• Nikki Jane


Living in Australia

Despite being so similar to the UK in so many ways, it is very different. if I’m completely honest I adjusted so easily to life in Australia. I did made the mistake of assuming that winter in would be like would be like summer in the UK – its not its still cold. It turns out you still need a coat here.

One of my biggest tips for anyone moving countries is not to comparing everything. Prices, time zones, different names for things. All you’re doing is highlighting the fact that you’re away from everything you know and it makes it feel different.

Making friends in Australia was tough. Because it was hard to get in with actual Australians, they already had their friendship groups so you made friends with other working holiday visa people which meant they moved around a lot and a lot of them left. It was this constant churn and burn of friends. It also meant that a lot of the friends we were making were as a couple so we weren’t spending a lot of time apart. It wasn’t until I started making work friends as social connection that I really started to get any form of independent social life. I made some epic friends. Again still not a lot of aussies for the first few years. My best friends were and are English. I also has kiwi and swedish best friends. It wasn’t until I started making friends at the gym that I got myself some Aussie friends and moved around at work.

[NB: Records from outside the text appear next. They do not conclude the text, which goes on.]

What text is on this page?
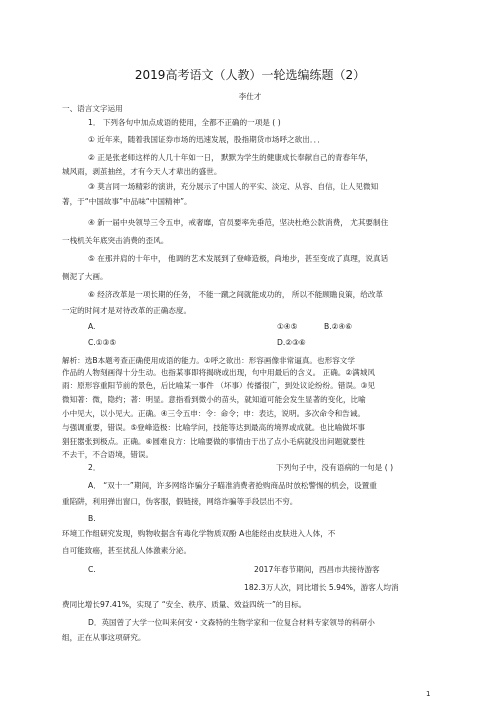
2019高考语文（人教）一轮选编练题（2）
李仕才
一、语言文字运用
1． 下列各句中加点成语的使用，全都不正确的一项是 ( )
① 近年来，随着我国证券市场的迅速发展，股指期货市场呼之欲出．．．
② 正是张老师这样的人几十年如一日， 默默为学生的健康成长奉献自己的青春年华，
城风雨，剥茧抽丝，才有今天人才辈出的盛世。
③ 莫言同一场精彩的演讲，充分展示了中国人的平实、淡定、从容、自信，让人见微知
著，于“中国故事”中品味“中国精神”。
④ 新一届中央领导三令五申，戒奢靡，官员要率先垂范，坚决杜绝公款消费， 尤其要制住
一栈机关年底突击消费的歪风。
⑤ 在那并肩的十年中， 他调的艺术发展到了登峰造极，尚地步，甚至变成了真理，说真话
侧泥了大画。
⑥ 经济改革是一项长期的任务， 不能一蹴之间就能成功的， 所以不能顾瞻良策，给改革
一定的时间才是对待改革的正确态度。
A.	①④⑤	B.②④⑥
C.①③⑤	D.②③⑥
解析：选B本题考查正确使用成语的能力。①呼之欲出：形容画像非常逼真。也形容文学
作品的人物刻画得十分生动。也指某事即将揭晓或出现，句中用最后的含义。 正确。②满城风
雨：原形容重阳节前的景色，后比喻某一事件 （坏事）传播很广，到处议论纷纷。错误。③见
微知著：微，隐约；著：明显。意指看到微小的苗头，就知道可能会发生显著的变化，比喻
小中见大，以小见大。正确。④三令五申：令：命令；申：表达，说明。多次命令和告诫。
与强调重要，错误。⑤登峰造极：比喻学问，技能等达到最高的境界或成就。也比喻做坏事
猖狂嚣张到极点。正确。⑥圆难良方：比喻要做的事情由于出了点小毛病就没出问题就要性
不去干，不合语境，错误。
2．	下列句子中，没有语病的一句是 ( )
A． “双十一”期间，许多网络诈骗分子瞄准消费者抢购商品时放松警惕的机会，设置重
重陷阱，利用弹出窗口，伪客服，假链接，网络诈骗等手段层出不穷。
B.
环境工作组研究发现，购物收据含有毒化学物质双酚 A也能经由皮肤进入人体，不
自可能致癌，甚至扰乱人体激素分泌。
C.	2017年春节期间，西昌市共接待游客
182.3万人次，同比增长 5.94%，游客人均消
费同比增长97.41%，实现了 “安全、秩序、质量、效益四统一”的目标。
D．英国曾了大学一位叫来何安・文森特的生物学家和一位复合材料专家领导的科研小
组，正在从事这项研究。
1
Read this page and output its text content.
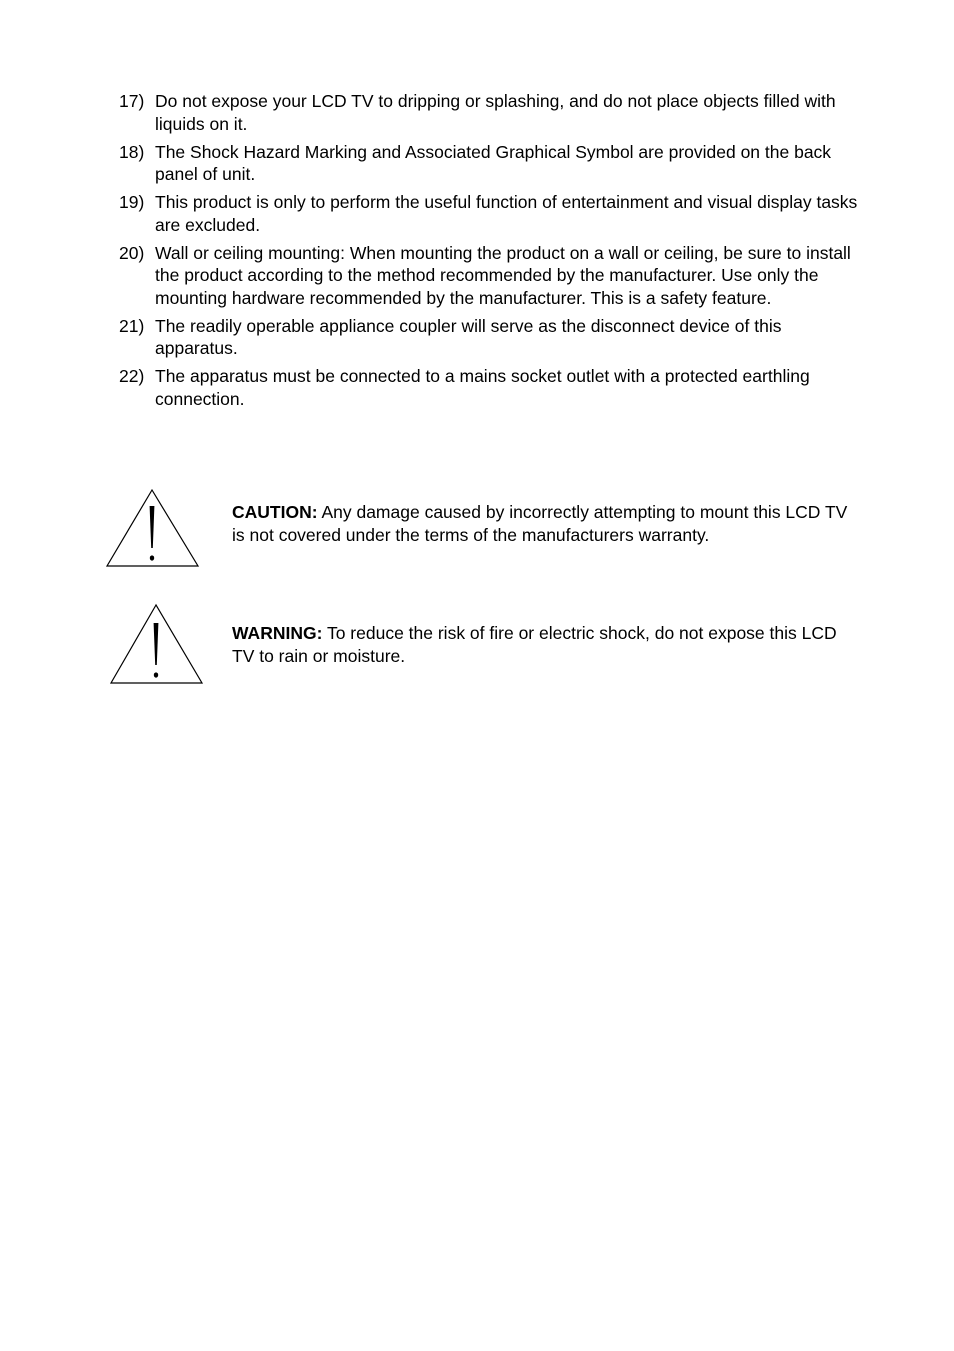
17) Do not expose your LCD TV to dripping or splashing, and do not place objects filled with liquids on it.
18) The Shock Hazard Marking and Associated Graphical Symbol are provided on the back panel of unit.
19) This product is only to perform the useful function of entertainment and visual display tasks are excluded.
20) Wall or ceiling mounting: When mounting the product on a wall or ceiling, be sure to install the product according to the method recommended by the manufacturer. Use only the mounting hardware recommended by the manufacturer. This is a safety feature.
21) The readily operable appliance coupler will serve as the disconnect device of this apparatus.
22) The apparatus must be connected to a mains socket outlet with a protected earthling connection.
CAUTION: Any damage caused by incorrectly attempting to mount this LCD TV is not covered under the terms of the manufacturers warranty.
WARNING: To reduce the risk of fire or electric shock, do not expose this LCD TV to rain or moisture.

Finding a partner who is Australian changed things again for me. Its funny how you end up on these paths that lead you to the life your supposed to lead that is most in line with you.

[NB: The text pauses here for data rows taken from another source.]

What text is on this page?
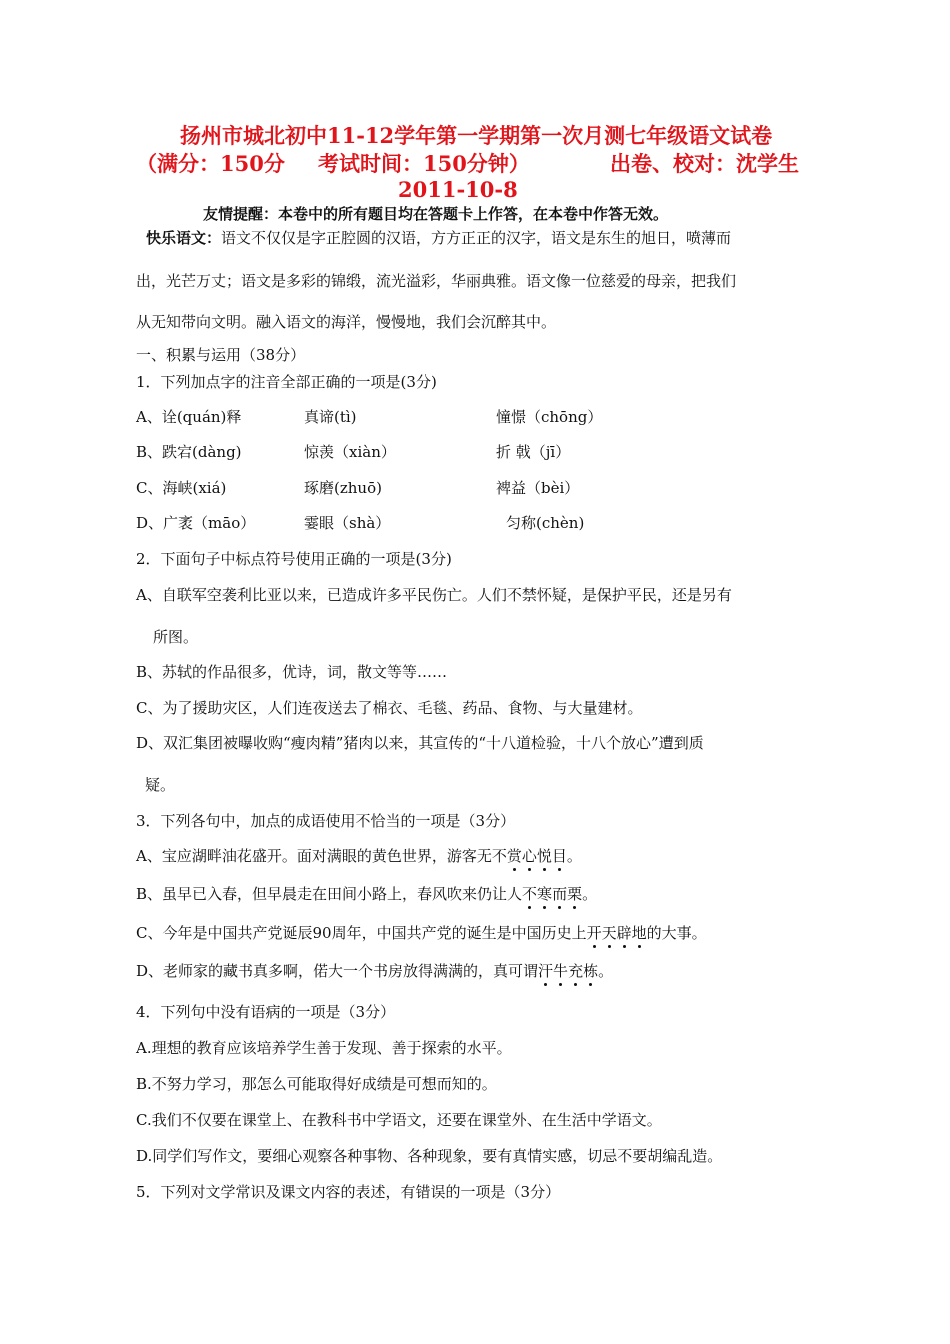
扬州市城北初中11-12学年第一学期第一次月测七年级语文试卷
（满分：150分 考试时间：150分钟）	出卷、校对：沈学生
2011-10-8
友情提醒：本卷中的所有题目均在答题卡上作答，在本卷中作答无效。
快乐语文：语文不仅仅是字正腔圆的汉语，方方正正的汉字，语文是东生的旭日，喷薄而
出，光芒万丈；语文是多彩的锦缎，流光溢彩，华丽典雅。语文像一位慈爱的母亲，把我们
从无知带向文明。融入语文的海洋，慢慢地，我们会沉醉其中。
一、积累与运用（38分）
1．下列加点字的注音全部正确的一项是(3分)
A、诠(quán)释	真谛(tì)	憧憬（chōng）
B、跌宕(dàng)	惊羡（xiàn）	折 戟（jī）
C、海峡(xiá)	琢磨(zhuō)	裨益（bèi）
D、广袤（māo）	霎眼（shà）	匀称(chèn)
2．下面句子中标点符号使用正确的一项是(3分)
A、自联军空袭利比亚以来，已造成许多平民伤亡。人们不禁怀疑，是保护平民，还是另有
所图。
B、苏轼的作品很多，优诗，词，散文等等……
C、为了援助灾区，人们连夜送去了棉衣、毛毯、药品、食物、与大量建材。
D、双汇集团被曝收购“瘦肉精”猪肉以来，其宣传的“十八道检验，十八个放心”遭到质
疑。
3．下列各句中，加点的成语使用不恰当的一项是（3分）
A、宝应湖畔油花盛开。面对满眼的黄色世界，游客无不赏心悦目。
B、虽早已入春，但早晨走在田间小路上，春风吹来仍让人不寒而栗。
C、今年是中国共产党诞辰90周年，中国共产党的诞生是中国历史上开天辟地的大事。
D、老师家的藏书真多啊，偌大一个书房放得满满的，真可谓汗牛充栋。
4．下列句中没有语病的一项是（3分）
A.理想的教育应该培养学生善于发现、善于探索的水平。
B.不努力学习，那怎么可能取得好成绩是可想而知的。
C.我们不仅要在课堂上、在教科书中学语文，还要在课堂外、在生活中学语文。
D.同学们写作文，要细心观察各种事物、各种现象，要有真情实感，切忌不要胡编乱造。
5．下列对文学常识及课文内容的表述，有错误的一项是（3分）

How life has changed since living in Australia

I feel like I am the exception to the rule with how life has changed. Most people find that No matter how long you’ve lived overseas, you always have this weird sense of confusion when it comes to where’s really home. There’s a quote about travel that says:

“You will never be completely at home again, because part of your heart always will be elsewhere. That is the price you pay for the richness of loving and knowing people in more than one place.”

This doesn’t really resonate with me. I feel home here. I feel like this is where I was always meant to be. Even more so now that I know the person I will be spending the rest of my life with is also aussie. That doesn’t mean I don’t miss the people. Of course I miss my family. I am incredibly close with my parents and grandparents. I got lucky my brother moved here too. But when I miss my family. I don’t say I’m homesick. Because I’m not. I don’t want to be in the uk. I want to see my family. If I could I would pick them all up and put them all back down here. So I call it family sick. I get family sick and more so than ever during covid. But I will get to that in a minute.

Australia feels like home. I love the lifestyle. I love the beach, the sun the outdoors. I love my job, the people. My friends, my partner, my family that I have in Australia. And of course the perks of summers that last longer than 18 minutes, high minimum wages and a slightly less severe overpopulation problem that means you can actually get a table for brunch on a long weekend. This is the life I was supposed to live. I feel every part of that alignment.

Moving to Australia was one of the riskiest, most expensive and challenging things I have done in life to date. But it is also the BEST decision I’ve made.

The most challenging part are emergencies at home.

Living overseas means you have to live with the constant reality that disaster could strike back home, and you’ll have to plonk down a whole lot of money for a last minute flight – and then sit on a flight for 27 hours not knowing what’s going on. Equally it can mean making a challenging decision of not flying home for your grandparents funeral and feeling guilt that you wither put on yourself or is put on you by other family members.

That’s not easy.

Traveling Back for Visits

Aside from emergencies, and pre covid I would travel back about once a year and my parent would come here once a year. Often that tends to be guided by who’s getting married and when!

You girls know me. I am a planner. I plan my trips well in advance usually fly with Etihad as they are a decent airline, at a good price and I get to collect my virgin velocity points for ruse in Australia. Pre covid I could get a return flight for $1200.

Covid obviously threw a huge spanner in the works. My parents could come here and I couldn’t go back. I have my flights booked for this June and Haydn will be coming with me for his first visit to meet my grandparent but it will have been 3 years since I’ve seen them. Luckily mum made it here for Christmas and her and dad get here for 3 weeks in a few years time.

I always feel strange about going back to the UK because on so many levels it doesn’t feel like home. How can I feel like that when I spent 22 years there? I love to see my family and friends but after a few days I am ready to get back on the plane. Or at least see some Europe while I am there.

Having been 3 years I am looking forward to this trip more than ever to give my grandparents a huge squeeze!

The hardest part of moving is the Unknown

One of the biggest challenges is the unknown. There’s a huge cloud of uncertainty around everything you do for the first few years or so. You might not like it, your job might not work out, your relationship might fail – it’s challenging having to manage this level of risk. Throw in covid to the mix, I know so many people that decided they couldn’t do it any longer and went back. Just wondering whether you’ll still be in the same place in a few months time is emotionally and financially challenging!

BUT THE BIGGEST THING- for me it was the best decision I've ever made!